Os inibidores da anidrase carbônica (IACs) constituem uma classe de fármacos diuréticos com aplicações terapêuticas estabelecidas e potenciais. Reconhecidos no manejo de condições como glaucoma, hipertensão intracraniana idiopática, mal da altitude, insuficiência cardíaca congestiva e epilepsia, esses agentes possuem uma ampla gama de indicações aprovadas pelo FDA (Food and Drug Administration).
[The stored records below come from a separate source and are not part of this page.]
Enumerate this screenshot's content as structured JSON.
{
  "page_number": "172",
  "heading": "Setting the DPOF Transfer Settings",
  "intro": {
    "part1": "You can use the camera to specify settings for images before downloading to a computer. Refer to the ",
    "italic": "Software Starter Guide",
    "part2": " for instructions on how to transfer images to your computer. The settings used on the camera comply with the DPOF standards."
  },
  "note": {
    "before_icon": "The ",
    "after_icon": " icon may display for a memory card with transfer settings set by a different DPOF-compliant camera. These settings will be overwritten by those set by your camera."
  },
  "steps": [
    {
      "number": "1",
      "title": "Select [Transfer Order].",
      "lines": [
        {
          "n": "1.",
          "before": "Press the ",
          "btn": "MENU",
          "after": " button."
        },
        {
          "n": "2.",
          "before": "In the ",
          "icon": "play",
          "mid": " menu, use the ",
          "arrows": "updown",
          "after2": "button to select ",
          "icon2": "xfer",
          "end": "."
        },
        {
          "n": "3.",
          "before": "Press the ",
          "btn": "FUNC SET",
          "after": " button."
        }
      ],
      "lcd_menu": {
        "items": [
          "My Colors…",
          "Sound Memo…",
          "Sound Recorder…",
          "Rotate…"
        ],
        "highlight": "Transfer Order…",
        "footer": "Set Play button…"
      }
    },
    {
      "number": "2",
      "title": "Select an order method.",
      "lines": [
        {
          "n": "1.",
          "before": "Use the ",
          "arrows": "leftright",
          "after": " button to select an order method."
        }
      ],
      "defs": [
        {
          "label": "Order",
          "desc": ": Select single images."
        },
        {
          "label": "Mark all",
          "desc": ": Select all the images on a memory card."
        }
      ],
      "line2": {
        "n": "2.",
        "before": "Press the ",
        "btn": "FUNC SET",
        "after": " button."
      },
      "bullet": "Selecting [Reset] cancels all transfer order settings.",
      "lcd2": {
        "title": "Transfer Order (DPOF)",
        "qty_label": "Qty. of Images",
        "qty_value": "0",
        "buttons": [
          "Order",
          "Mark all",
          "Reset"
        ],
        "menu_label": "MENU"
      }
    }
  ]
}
Além disso, estudos recentes têm evidenciado benefícios em diversos outros usos clínicos off-label (não aprovados em bula), expandindo o escopo de sua utilidade na prática clínica (Aslam; Gupta, 2023).

Indicações aprovadas pela FDA (Aslam; Gupta, 2023).

  • Pressão intraocular elevada (glaucoma de ângulo fechado e glaucoma de ângulo aberto)
  • Pseudotumor cerebral
  • Edema devido à insuficiência cardíaca congestiva
  • Epilepsias centrenchefálicas
  • Profilaxia do mal da altitude

Exemplos de indicações não aprovadas pelo FDA (Aslam; Gupta, 2023).

  • apneia do sono
  • Vazamento de líquido cefalorraquidiano
  • Reversão da alcalose metabólica na doença pulmonar obstrutiva crônica
  • Prevenção da nefropatia induzida por contraste

A anidrase carbônica no lúmen e no túbulo proximal renal catalisa a interconversão entre ácido carbônico, água e dióxido de carbono; a difusão destes últimos para o interior celular e sua reconversão em ácido carbônico resultam na dissociação em H+ e bicarbonato, processo essencial para a reabsorção de bicarbonato. A inibição dessa enzima pelos inibidores da anidrase carbônica (IACs) reduz a reabsorção tubular de bicarbonato, promove retenção de bicarbonato no lúmen, alcaliniza a urina e determina acidificação sistêmica, além de aumentar a excreção de água com consequente efeito diurético e redução da pressão arterial. Essas alterações ácidobásicas explicam a utilidade dos IACs no tratamento e prevenção do mal agudo de montanha, pois atenuam a alcalose respiratória induzida pela hiperventilação em hipóxia (DrugBank, 2025).

No segmento ocular, os IACs diminuem a produção de humor aquoso pelo epitélio do corpo ciliar ao reduzir a geração de íons bicarbonato, o que reduz o fluxo de fluido e baixa a pressão intraocular, justificando seu emprego no glaucoma. A mesma ação na produção de líquido cefalorraquidiano sustenta o uso desses agentes na hipertensão intracraniana idiopática. A acetazolamida também pode ser utilizada para alcalinizar a urina com o objetivo de aumentar a solubilidade de cálculos de ácido úrico e cistina (DrugBank, 2025).

Os IACs estão disponíveis em formulações tópicas, orais e parenterais; exemplos clínicos incluem acetazolamida, metazolamida, etoxzolamida, diclofenamida, dorzolamida, brinzolamida e zonisamida. No tratamento do glaucoma, distinguemse inibidores tópicos (dorzolamida, brinzolamida), que penetram via córnea e podem ser usados isoladamente ou em associação com outros fármacos, e inibidores sistêmicos (acetazolamida, metazolamida, etoxzolamida, diclorfenamida), indicados quando a terapia tópica é insuficiente ou em situações agudas que exigem via parenteral (Aslam; Gupta, 2023).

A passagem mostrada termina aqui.